Operators are keeping mum on when LTE roaming will become available. Meanwhile, users will have to rely on HSPA (High-Speed Packet Access) for data roaming. But some operators have started tests to ensure that their LTE networks are ready, including TeliaSonera.

"For data roaming to work, there are a number of interfaces that have to be able to talk with each other, and we have tested that on the vendors we use: Ericsson, Huawei and Nokia Siemens ... so technically there are no barriers," said Tommy Ljunggren, vice president of system development at TeliaSonera.

But roaming involves far more than just equipment. Operators also have to sign new roaming agreements, and agree on a business model, according to Ljunggren.

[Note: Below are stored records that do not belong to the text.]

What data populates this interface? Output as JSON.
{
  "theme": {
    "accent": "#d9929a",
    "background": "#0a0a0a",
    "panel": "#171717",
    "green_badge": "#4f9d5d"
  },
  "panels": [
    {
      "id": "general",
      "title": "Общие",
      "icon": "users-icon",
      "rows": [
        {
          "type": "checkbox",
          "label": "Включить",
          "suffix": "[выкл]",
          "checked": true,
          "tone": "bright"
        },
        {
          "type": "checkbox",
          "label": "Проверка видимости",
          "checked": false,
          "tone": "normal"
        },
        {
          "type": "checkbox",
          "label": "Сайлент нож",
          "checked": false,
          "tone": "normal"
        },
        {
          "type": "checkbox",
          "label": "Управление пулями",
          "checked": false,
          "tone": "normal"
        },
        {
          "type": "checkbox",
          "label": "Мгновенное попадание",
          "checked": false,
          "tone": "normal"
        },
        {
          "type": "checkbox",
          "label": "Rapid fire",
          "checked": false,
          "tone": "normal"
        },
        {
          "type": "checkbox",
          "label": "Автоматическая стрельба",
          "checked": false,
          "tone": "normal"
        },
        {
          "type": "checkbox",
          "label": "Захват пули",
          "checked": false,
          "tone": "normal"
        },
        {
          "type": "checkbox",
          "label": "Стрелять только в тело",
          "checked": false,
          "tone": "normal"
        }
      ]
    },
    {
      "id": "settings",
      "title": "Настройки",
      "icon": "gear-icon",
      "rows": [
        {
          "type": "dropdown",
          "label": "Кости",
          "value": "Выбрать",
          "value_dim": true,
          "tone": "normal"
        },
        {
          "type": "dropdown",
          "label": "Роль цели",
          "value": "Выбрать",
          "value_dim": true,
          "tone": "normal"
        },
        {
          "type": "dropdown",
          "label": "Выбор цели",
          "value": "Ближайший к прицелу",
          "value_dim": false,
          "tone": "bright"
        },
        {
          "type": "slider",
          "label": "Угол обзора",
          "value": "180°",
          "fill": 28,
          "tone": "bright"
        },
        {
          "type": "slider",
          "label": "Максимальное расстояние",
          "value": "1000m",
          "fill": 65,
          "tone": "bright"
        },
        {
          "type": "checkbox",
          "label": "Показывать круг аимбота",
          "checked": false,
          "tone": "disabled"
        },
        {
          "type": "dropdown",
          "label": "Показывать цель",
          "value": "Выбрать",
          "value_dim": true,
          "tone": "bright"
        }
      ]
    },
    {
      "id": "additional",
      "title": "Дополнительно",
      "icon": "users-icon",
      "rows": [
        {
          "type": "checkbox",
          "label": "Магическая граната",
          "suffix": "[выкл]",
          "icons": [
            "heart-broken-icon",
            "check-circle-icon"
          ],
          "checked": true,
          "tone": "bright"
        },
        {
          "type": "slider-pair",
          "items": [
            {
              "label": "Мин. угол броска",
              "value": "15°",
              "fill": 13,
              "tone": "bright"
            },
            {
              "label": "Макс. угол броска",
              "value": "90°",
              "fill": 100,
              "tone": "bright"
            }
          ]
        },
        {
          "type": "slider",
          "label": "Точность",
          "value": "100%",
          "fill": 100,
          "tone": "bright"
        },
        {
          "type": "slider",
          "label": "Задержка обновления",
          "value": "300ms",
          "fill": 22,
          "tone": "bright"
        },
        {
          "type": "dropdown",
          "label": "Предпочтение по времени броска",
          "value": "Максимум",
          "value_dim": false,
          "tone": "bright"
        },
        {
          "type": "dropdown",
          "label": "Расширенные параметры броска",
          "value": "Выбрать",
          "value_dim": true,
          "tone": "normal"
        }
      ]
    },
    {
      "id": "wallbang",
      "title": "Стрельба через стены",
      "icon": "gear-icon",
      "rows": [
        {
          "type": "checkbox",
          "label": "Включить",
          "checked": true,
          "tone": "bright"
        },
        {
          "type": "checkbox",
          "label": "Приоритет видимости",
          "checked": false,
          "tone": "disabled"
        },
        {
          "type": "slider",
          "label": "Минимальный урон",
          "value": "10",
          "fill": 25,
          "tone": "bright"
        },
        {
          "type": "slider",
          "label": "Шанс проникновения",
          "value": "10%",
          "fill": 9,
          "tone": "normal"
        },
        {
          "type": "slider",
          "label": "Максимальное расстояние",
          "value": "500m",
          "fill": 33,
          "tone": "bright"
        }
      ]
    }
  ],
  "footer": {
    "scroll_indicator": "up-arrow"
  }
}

Part of the business model could be sending subscribers' data sessions directly to the Internet via the visited network, using a feature called Local Breakout, instead of sending the traffic back home and then onto the Internet, which is what operators do today. That would be a boon to latency-sensitive applications, Ljunggren said.

So far, data roaming has been very expensive, especially for doing more than just checking emails.

"The industry has to do something about the roaming setup, that's for sure. We can't continue to have the current prices. A few operators are doing something, but I think it is moving a little too slow," said Ljunggren.